In chemistry there's a concept called a “half-life.”
From what I understand, the half-life is the amount of time that it takes for radioactive material to decay to the point where it's giving off half as much radiation as it did on day 1.
This happens at a very steady, predictable rate.
Well, emails have a “half-life” too.
And it's useful to keep this in mind when you're planning out an email course or series.
This is relevant to a question I got from subscriber Sarah :
I have a free email course I'm getting ready to launch. It's 6 days of learning, not including the sales emails that will go out afterward. Do you recommend sending an email every day and doing the whole thing in six days? or every other day (12 days)? They're not the world's shortest emails.
This is an easy one:
Send the emails back to back to back.
There's not much to gain from waiting an extra day between messages.
Individual emails have a “decay rate” in terms of open and clicks.
My experience is that you get most of the response within the first 24 hours.

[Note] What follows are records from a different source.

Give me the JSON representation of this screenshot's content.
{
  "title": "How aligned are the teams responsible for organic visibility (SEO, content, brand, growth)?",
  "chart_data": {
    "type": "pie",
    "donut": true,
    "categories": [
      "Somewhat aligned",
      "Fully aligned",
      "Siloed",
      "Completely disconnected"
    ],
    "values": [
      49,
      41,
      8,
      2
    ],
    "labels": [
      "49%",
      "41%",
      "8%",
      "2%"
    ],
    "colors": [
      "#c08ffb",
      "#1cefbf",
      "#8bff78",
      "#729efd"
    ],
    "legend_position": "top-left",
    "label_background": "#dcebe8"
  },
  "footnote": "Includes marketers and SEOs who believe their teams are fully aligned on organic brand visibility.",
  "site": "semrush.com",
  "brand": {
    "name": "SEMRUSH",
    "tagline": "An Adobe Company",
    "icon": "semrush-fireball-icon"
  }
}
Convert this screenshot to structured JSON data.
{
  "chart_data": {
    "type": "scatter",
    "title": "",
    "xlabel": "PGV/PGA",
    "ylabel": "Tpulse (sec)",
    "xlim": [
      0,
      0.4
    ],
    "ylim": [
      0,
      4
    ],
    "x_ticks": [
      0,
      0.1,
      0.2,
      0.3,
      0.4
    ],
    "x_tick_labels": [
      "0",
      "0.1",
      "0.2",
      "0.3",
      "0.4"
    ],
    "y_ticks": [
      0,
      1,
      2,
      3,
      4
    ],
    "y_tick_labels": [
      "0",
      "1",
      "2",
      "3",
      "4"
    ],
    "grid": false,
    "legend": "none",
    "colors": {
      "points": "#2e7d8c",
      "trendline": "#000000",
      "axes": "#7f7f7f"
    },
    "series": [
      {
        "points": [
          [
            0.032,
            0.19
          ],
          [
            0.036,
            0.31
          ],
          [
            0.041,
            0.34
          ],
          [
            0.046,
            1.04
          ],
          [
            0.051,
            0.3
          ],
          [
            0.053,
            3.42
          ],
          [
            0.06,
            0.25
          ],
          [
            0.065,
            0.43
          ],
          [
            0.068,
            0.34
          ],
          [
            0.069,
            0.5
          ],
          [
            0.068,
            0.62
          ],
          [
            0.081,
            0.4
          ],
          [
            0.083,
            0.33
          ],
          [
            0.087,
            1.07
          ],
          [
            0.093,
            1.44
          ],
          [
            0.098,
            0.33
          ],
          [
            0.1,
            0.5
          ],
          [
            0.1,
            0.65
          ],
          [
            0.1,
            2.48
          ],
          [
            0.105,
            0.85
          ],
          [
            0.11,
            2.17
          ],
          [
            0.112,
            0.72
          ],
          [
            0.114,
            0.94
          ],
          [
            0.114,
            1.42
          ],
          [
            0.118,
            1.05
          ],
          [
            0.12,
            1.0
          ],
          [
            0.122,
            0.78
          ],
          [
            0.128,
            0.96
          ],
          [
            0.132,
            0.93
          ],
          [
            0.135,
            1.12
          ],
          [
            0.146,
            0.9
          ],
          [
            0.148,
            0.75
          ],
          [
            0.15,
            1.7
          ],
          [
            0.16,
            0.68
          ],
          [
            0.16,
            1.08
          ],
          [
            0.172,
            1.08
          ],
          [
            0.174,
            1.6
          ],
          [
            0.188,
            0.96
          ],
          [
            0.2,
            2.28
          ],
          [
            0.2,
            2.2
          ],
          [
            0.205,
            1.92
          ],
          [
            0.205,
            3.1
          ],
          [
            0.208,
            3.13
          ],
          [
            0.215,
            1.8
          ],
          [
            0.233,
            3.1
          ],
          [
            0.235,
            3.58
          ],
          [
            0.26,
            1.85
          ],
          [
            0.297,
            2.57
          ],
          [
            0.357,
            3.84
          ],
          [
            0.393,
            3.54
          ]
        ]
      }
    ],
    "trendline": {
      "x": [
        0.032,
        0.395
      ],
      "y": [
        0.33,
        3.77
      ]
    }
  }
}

Sarah's question made me curious, though, so I took a peek at several of my recent broadcast emails to get more specifics.
Here's what I found:
74% of opens and clicks occurred in the first 24 hours.
And another 15% came in the second 24 hours.
Only 11% came after the first 48 hours.
This pattern is consistent across multiple broadcasts.
I don't have access to hour-by-hour data, but based on the above I'd put the “half-life” of an email around 8-12 hours.
To Sarah's question, the length of the email isn't really a factor.
It's more a question of pure marketing “chemistry.”
If they haven't read your email within 24 hours, they're unlikely to see it.
And it's better to keep the email train movin' rather than wait for the stragglers to catch up.